It’s rare to watch a movie as eye-catchingly brilliant and breathtakingly honest as The Braves, a film that provides a look into the look at the relationship between best friends Alma and Margot, an inseparable, ride-or-die pair of aspiring actors, who will take each other’s sides no matter what – terrorizing cheating lovers or crashing wedding parties, even staging fights to make sure that their acting auditions are more memorable. It’s a mix of personalities that Déborah Lukumuena and Souheila Yacoub bring to the table that give this movie the energy that they need – spot on in its portrayal of the nightlife of Paris and the culture of the city that was so brilliantly captured in 2015’s The Divines, a movie that The Braves feels comparable to – a different subject matter to say, 2014’s Girlhood from Celine Sciamma but treading similar narrative beats, or better yet - Sarah Gavron's Rocks.
Cinematographer Sean Price Williams – a Safdie Brothers regular, crafts a fascinating look at Paris that resembles the New York of Good Time, gritty, real and honest – a world removed from the standard tourist-bait exposition shots that most movies tend to do – and director Anaïs Volpé leaves a memorable impression in what is her first feature film. A clear voice is crafted from the start – full of personality and gutso – that makes it instantly eye-catching and capable of standing out from the crowd.

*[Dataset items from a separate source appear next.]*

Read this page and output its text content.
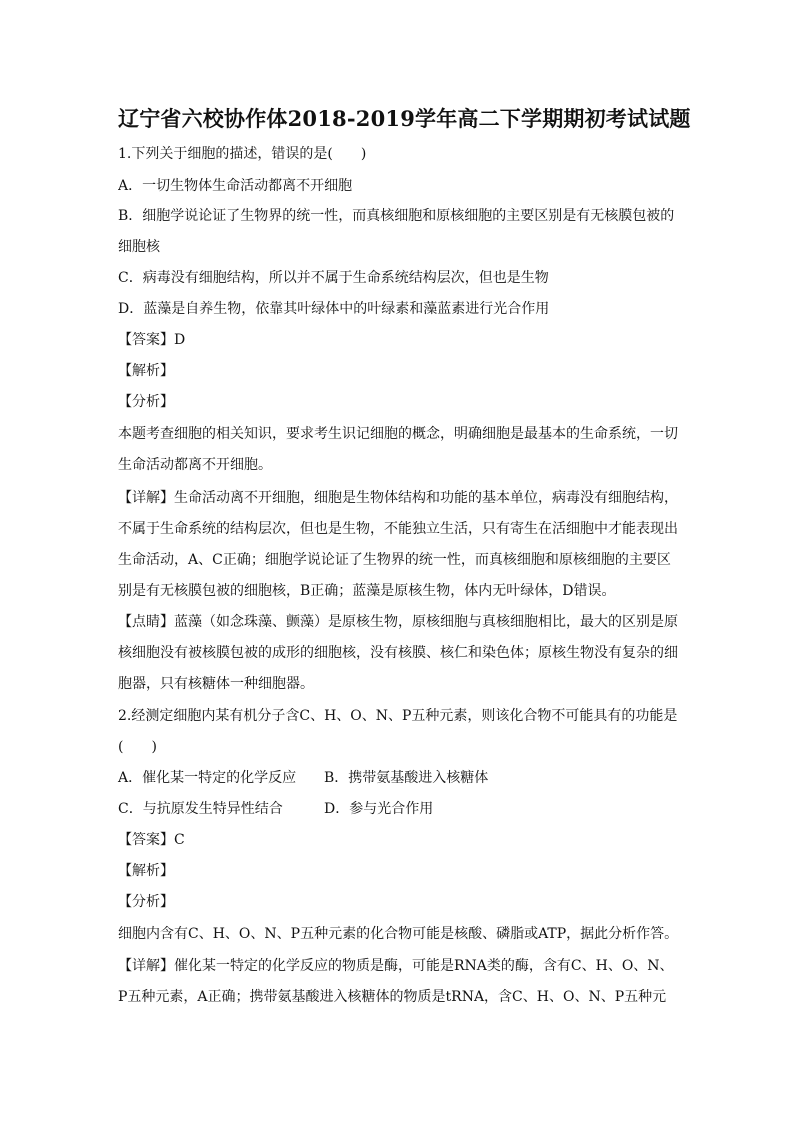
辽宁省六校协作体2018-2019学年高二下学期期初考试试题
1.下列关于细胞的描述，错误的是(　　)
A．一切生物体生命活动都离不开细胞
B．细胞学说论证了生物界的统一性，而真核细胞和原核细胞的主要区别是有无核膜包被的
细胞核
C．病毒没有细胞结构，所以并不属于生命系统结构层次，但也是生物
D．蓝藻是自养生物，依靠其叶绿体中的叶绿素和藻蓝素进行光合作用
【答案】D
【解析】
【分析】
本题考查细胞的相关知识，要求考生识记细胞的概念，明确细胞是最基本的生命系统，一切
生命活动都离不开细胞。
【详解】生命活动离不开细胞，细胞是生物体结构和功能的基本单位，病毒没有细胞结构，
不属于生命系统的结构层次，但也是生物，不能独立生活，只有寄生在活细胞中才能表现出
生命活动，A、C正确；细胞学说论证了生物界的统一性，而真核细胞和原核细胞的主要区
别是有无核膜包被的细胞核，B正确；蓝藻是原核生物，体内无叶绿体，D错误。
【点睛】蓝藻（如念珠藻、颤藻）是原核生物，原核细胞与真核细胞相比，最大的区别是原
核细胞没有被核膜包被的成形的细胞核，没有核膜、核仁和染色体；原核生物没有复杂的细
胞器，只有核糖体一种细胞器。
2.经测定细胞内某有机分子含C、H、O、N、P五种元素，则该化合物不可能具有的功能是
(　　)
A．催化某一特定的化学反应 B．携带氨基酸进入核糖体
C．与抗原发生特异性结合	D．参与光合作用
【答案】C
【解析】
【分析】
细胞内含有C、H、O、N、P五种元素的化合物可能是核酸、磷脂或ATP，据此分析作答。
【详解】催化某一特定的化学反应的物质是酶，可能是RNA类的酶，含有C、H、O、N、
P五种元素，A正确；携带氨基酸进入核糖体的物质是tRNA，含C、H、O、N、P五种元
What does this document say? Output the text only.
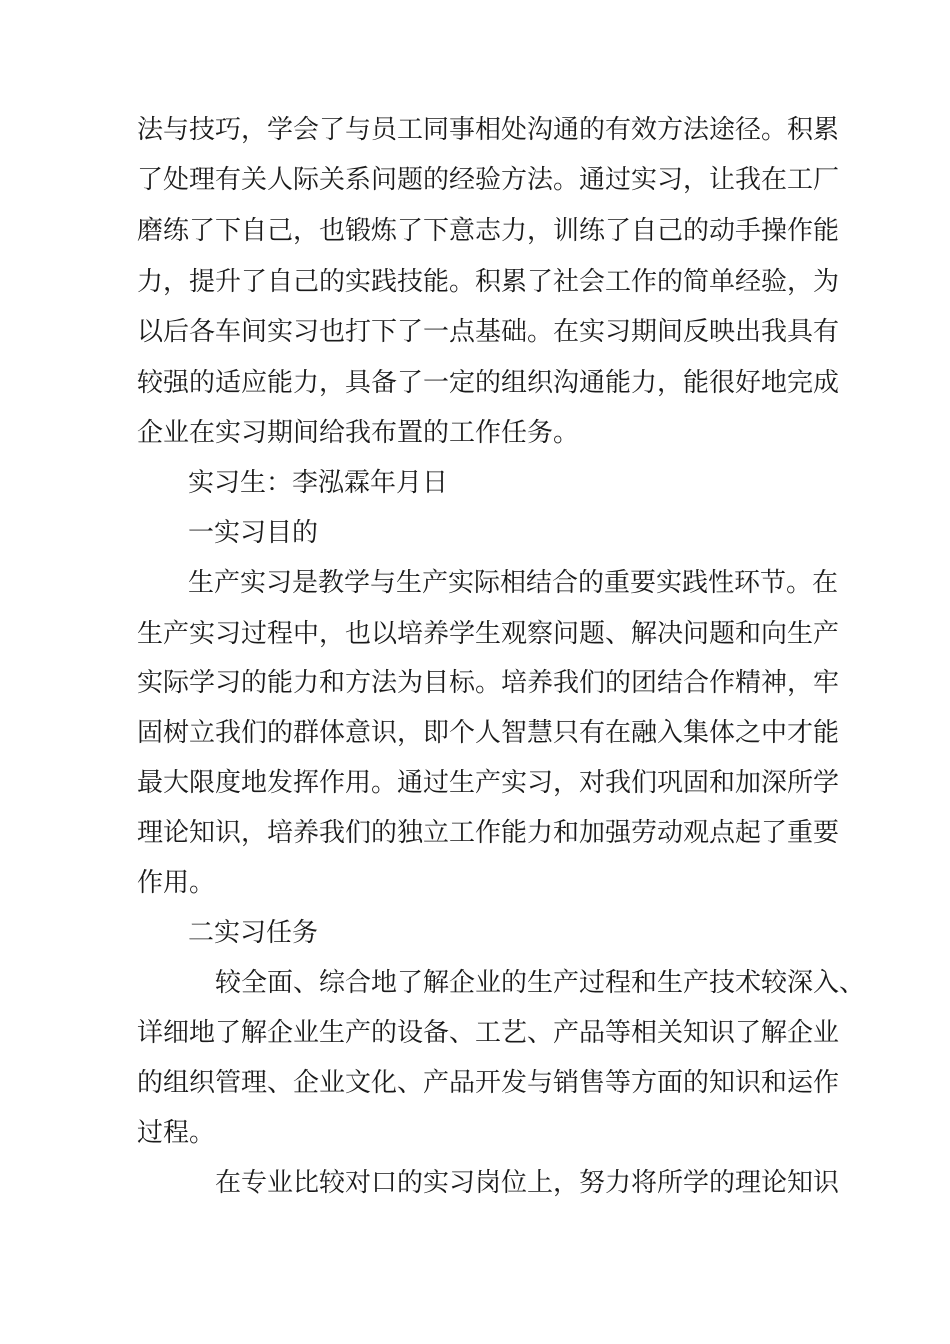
法与技巧，学会了与员工同事相处沟通的有效方法途径。积累
了处理有关人际关系问题的经验方法。通过实习，让我在工厂
磨练了下自己，也锻炼了下意志力，训练了自己的动手操作能
力，提升了自己的实践技能。积累了社会工作的简单经验，为
以后各车间实习也打下了一点基础。在实习期间反映出我具有
较强的适应能力，具备了一定的组织沟通能力，能很好地完成
企业在实习期间给我布置的工作任务。
实习生：李泓霖年月日
一实习目的
生产实习是教学与生产实际相结合的重要实践性环节。在
生产实习过程中，也以培养学生观察问题、解决问题和向生产
实际学习的能力和方法为目标。培养我们的团结合作精神，牢
固树立我们的群体意识，即个人智慧只有在融入集体之中才能
最大限度地发挥作用。通过生产实习，对我们巩固和加深所学
理论知识，培养我们的独立工作能力和加强劳动观点起了重要
作用。
二实习任务
较全面、综合地了解企业的生产过程和生产技术较深入、
详细地了解企业生产的设备、工艺、产品等相关知识了解企业
的组织管理、企业文化、产品开发与销售等方面的知识和运作
过程。
在专业比较对口的实习岗位上，努力将所学的理论知识
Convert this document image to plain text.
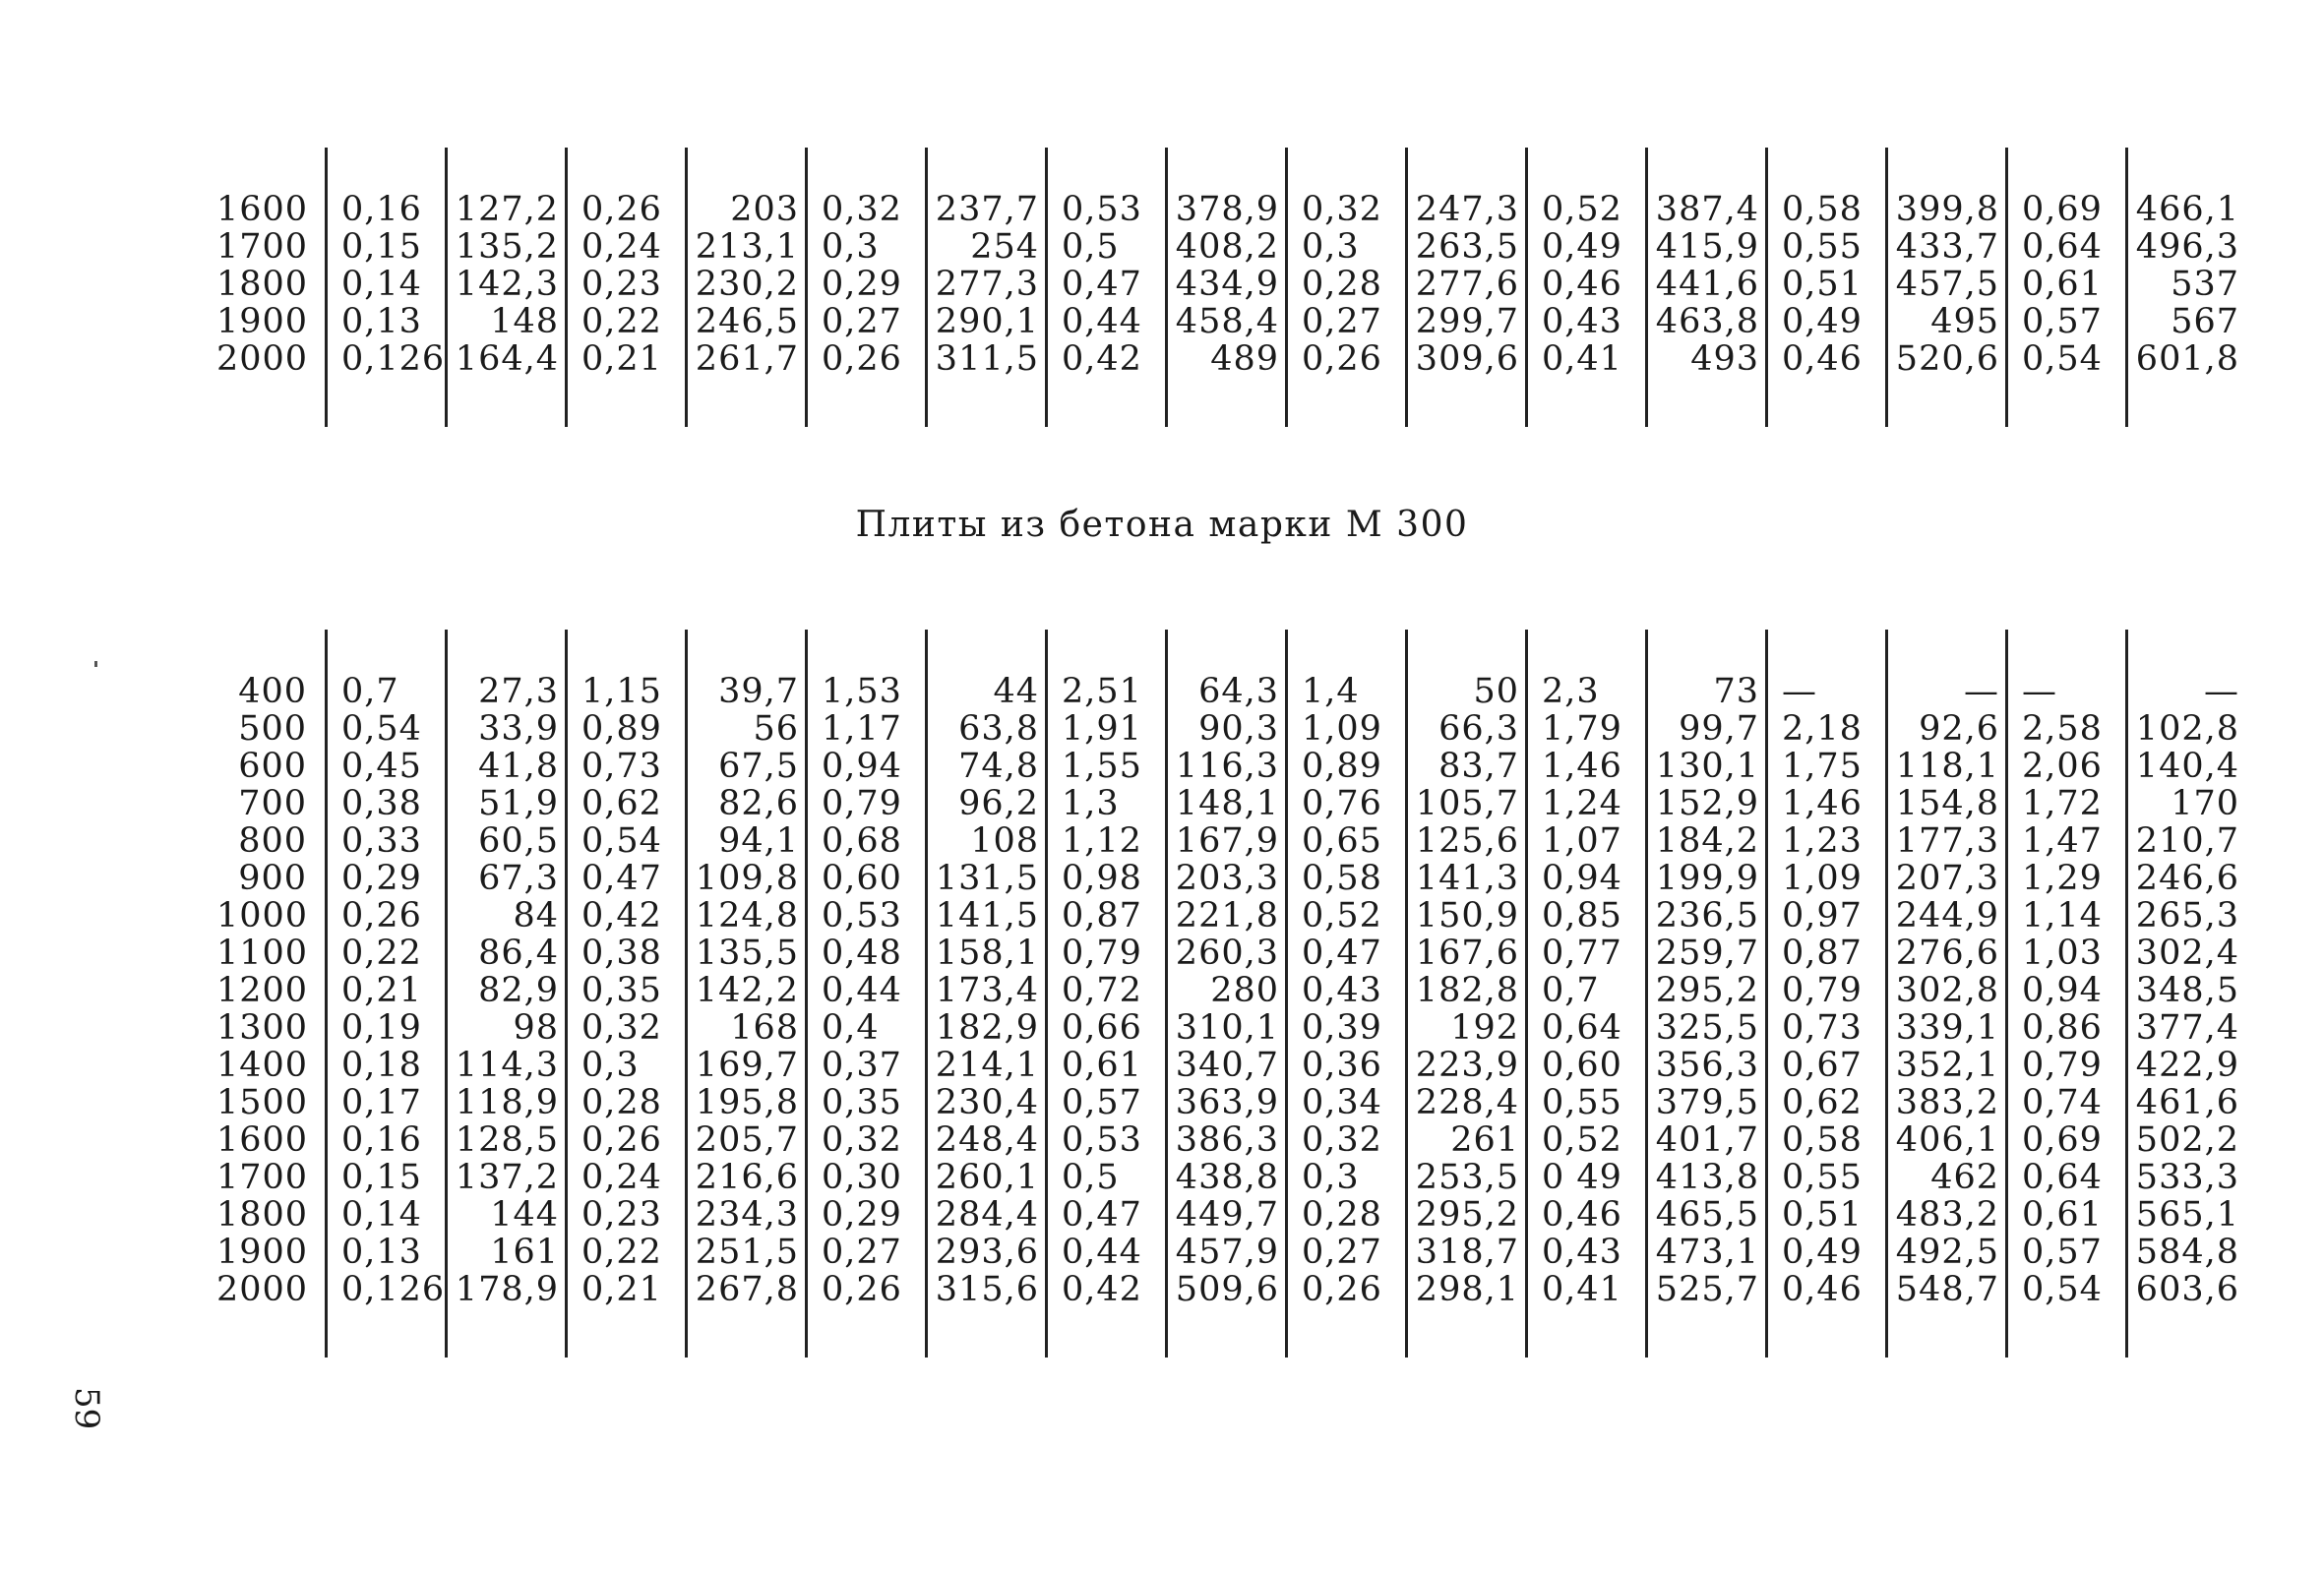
1600
1700
1800
1900
2000
0,16
0,15
0,14
0,13
0,126
127,2
135,2
142,3
148
164,4
0,26
0,24
0,23
0,22
0,21
203
213,1
230,2
246,5
261,7
0,32
0,3
0,29
0,27
0,26
237,7
254
277,3
290,1
311,5
0,53
0,5
0,47
0,44
0,42
378,9
408,2
434,9
458,4
489
0,32
0,3
0,28
0,27
0,26
247,3
263,5
277,6
299,7
309,6
0,52
0,49
0,46
0,43
0,41
387,4
415,9
441,6
463,8
493
0,58
0,55
0,51
0,49
0,46
399,8
433,7
457,5
495
520,6
0,69
0,64
0,61
0,57
0,54
466,1
496,3
537
567
601,8
Плиты из бетона марки М 300
400
500
600
700
800
900
1000
1100
1200
1300
1400
1500
1600
1700
1800
1900
2000
0,7
0,54
0,45
0,38
0,33
0,29
0,26
0,22
0,21
0,19
0,18
0,17
0,16
0,15
0,14
0,13
0,126
27,3
33,9
41,8
51,9
60,5
67,3
84
86,4
82,9
98
114,3
118,9
128,5
137,2
144
161
178,9
1,15
0,89
0,73
0,62
0,54
0,47
0,42
0,38
0,35
0,32
0,3
0,28
0,26
0,24
0,23
0,22
0,21
39,7
56
67,5
82,6
94,1
109,8
124,8
135,5
142,2
168
169,7
195,8
205,7
216,6
234,3
251,5
267,8
1,53
1,17
0,94
0,79
0,68
0,60
0,53
0,48
0,44
0,4
0,37
0,35
0,32
0,30
0,29
0,27
0,26
44
63,8
74,8
96,2
108
131,5
141,5
158,1
173,4
182,9
214,1
230,4
248,4
260,1
284,4
293,6
315,6
2,51
1,91
1,55
1,3
1,12
0,98
0,87
0,79
0,72
0,66
0,61
0,57
0,53
0,5
0,47
0,44
0,42
64,3
90,3
116,3
148,1
167,9
203,3
221,8
260,3
280
310,1
340,7
363,9
386,3
438,8
449,7
457,9
509,6
1,4
1,09
0,89
0,76
0,65
0,58
0,52
0,47
0,43
0,39
0,36
0,34
0,32
0,3
0,28
0,27
0,26
50
66,3
83,7
105,7
125,6
141,3
150,9
167,6
182,8
192
223,9
228,4
261
253,5
295,2
318,7
298,1
2,3
1,79
1,46
1,24
1,07
0,94
0,85
0,77
0,7
0,64
0,60
0,55
0,52
0 49
0,46
0,43
0,41
73
99,7
130,1
152,9
184,2
199,9
236,5
259,7
295,2
325,5
356,3
379,5
401,7
413,8
465,5
473,1
525,7
—
2,18
1,75
1,46
1,23
1,09
0,97
0,87
0,79
0,73
0,67
0,62
0,58
0,55
0,51
0,49
0,46
—
92,6
118,1
154,8
177,3
207,3
244,9
276,6
302,8
339,1
352,1
383,2
406,1
462
483,2
492,5
548,7
—
2,58
2,06
1,72
1,47
1,29
1,14
1,03
0,94
0,86
0,79
0,74
0,69
0,64
0,61
0,57
0,54
—
102,8
140,4
170
210,7
246,6
265,3
302,4
348,5
377,4
422,9
461,6
502,2
533,3
565,1
584,8
603,6
59
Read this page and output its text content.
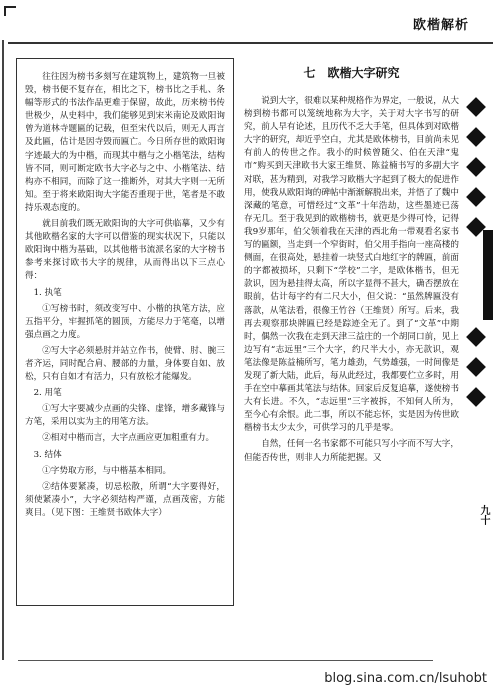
欧楷解析

往往因为榜书多刻写在建筑物上，建筑物一旦被毁，榜书便不复存在，相比之下，榜书比之手札、条幅等形式的书法作品更难于保留，故此，历来榜书传世极少，从史料中，我们能够见到宋米南论及欧阳询曾为道林寺题匾的记载，但至宋代以后，则无人再言及此匾，估计是因寺毁而匾亡。今日所存世的欧阳询字迹最大的为中楷，而现其中楷与之小楷笔法，结构皆不同，则可断定欧书大字必与之中、小楷笔法、结构亦不相同，而除了这一推断外，对其大字则一无所知。至于将来欧阳询大字能否重现于世，笔者是不敢持乐观态度的。

就目前我们既无欧阳询的大字可供临摹，又少有其他欧楷名家的大字可以借鉴的现实状况下，只能以欧阳询中楷为基础，以其他楷书流派名家的大字榜书参考来探讨欧书大字的规律，从而得出以下三点心得：

1. 执笔

①写榜书时，须改变写中、小楷的执笔方法，应五指平分，牢握抓笔的圆顶，方能尽力于笔毫，以增强点画之力度。

②写大字必须悬肘并站立作书，使臂、肘、腕三者齐运，同时配合肩、腰部的力量，身体要自如、放松，只有自如才有活力，只有放松才能爆发。

2. 用笔

①写大字要减少点画的尖锋、虚锋，增多藏锋与方笔，采用以实为主的用笔方法。

②相对中楷而言，大字点画应更加粗重有力。

3. 结体

①字势取方形，与中楷基本相同。

②结体要紧凑，切忌松散，所谓“大字要得好，须使紧凑小”，大字必须结构严谨，点画茂密，方能爽目。（见下图：王维贤书欧体大字）

七　欧楷大字研究

说到大字，很难以某种规格作为界定，一般说，从大榜到榜书都可以笼统地称为大字，关于对大字书写的研究，前人早有论述，且历代不乏大手笔，但具体到对欧楷大字的研究，却近乎空白，尤其是欧体榜书，目前尚未见有前人的传世之作。我小的时候曾随父、伯在天津“鬼市”购买到天津欧书大家王维贤、陈益楠书写的多副大字对联，甚为精到，对我学习欧楷大字起到了极大的促进作用，使我从欧阳询的碑帖中渐渐解脱出来，并悟了了魏中深藏的笔意，可惜经过“文革”十年浩劫，这些墨迹已荡存无几。至于我见到的欧楷榜书，就更是少得可怜，记得我9岁那年，伯父领着我在天津的西北角一带观看名家书写的匾额，当走到一个窄街时，伯父用手指向一座高楼的侧面，在很高处，悬挂着一块竖式白地红字的牌匾，前面的字都被损坏，只剩下“学校”二字，是欧体楷书，但无款识，因为悬挂得太高，所以字显得不甚大，确否摆放在眼前，估计每字约有二尺大小，但父说：“虽然牌匾没有落款，从笔法看，很像王竹谷（王维贤）所写。后来，我再去观察那块牌匾已经是踪迹全无了。到了“文革”中期时，偶然一次我在走到天津三益庄的一个胡同口前，见上边写有“志远里”三个大字，约尺半大小，亦无款识，观笔法像是陈益楠所写，笔力雄劲，气势雄强，一时间像是发现了新大陆，此后，每从此经过，我都要伫立多时，用手在空中摹画其笔法与结体。回家后反复追摹，遂使榜书大有长进。不久，“志远里”三字被拆，不知何人所为，至今心有余恨。此二事，所以不能忘怀，实是因为传世欧楷榜书太少太少，可供学习的几乎是零。

自然，任何一名书家都不可能只写小字而不写大字，但能否传世，则非人力所能把握。又

九十
blog.sina.com.cn/lsuhobt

It's a movie that will plug at the heartstrings and hit all the right emotional beats that a movie like this needs to make it work – if it doesn’t get the friendship just right it collapses fully around it, but luckily, Volpé – through her talented leads, is able to pull off a movie that will have you cheering for its characters through whatever situation that they go through, whatever rollercoaster emotional ride they undertake – you’ll experience their hopes, their dreams, their ups and downs with them. For once, a friendship isn’t broken up by a romantic side story – and in short, we really need more movies where the friendship is as strong and as committed as this.
The play within the film that both characters manage to succesfully audition for is The Shore, about a young pregnant girl who arrives in New York for the first time, allows Volpé to give space to New York within the world of Paris and Williams manages to craft a look of both cities like a dream come true, Paris feels real and honest – refreshingly everyday, whilst New York resembles that of a John Cassavetes movie. It’s a real clash between hopes and dreams that establish Volpé’s ambition before our eyes – fearlessly bold and comitted to every frame. It feels vibrant and alive, and in a hectic film festival – The Braves is an instant standout.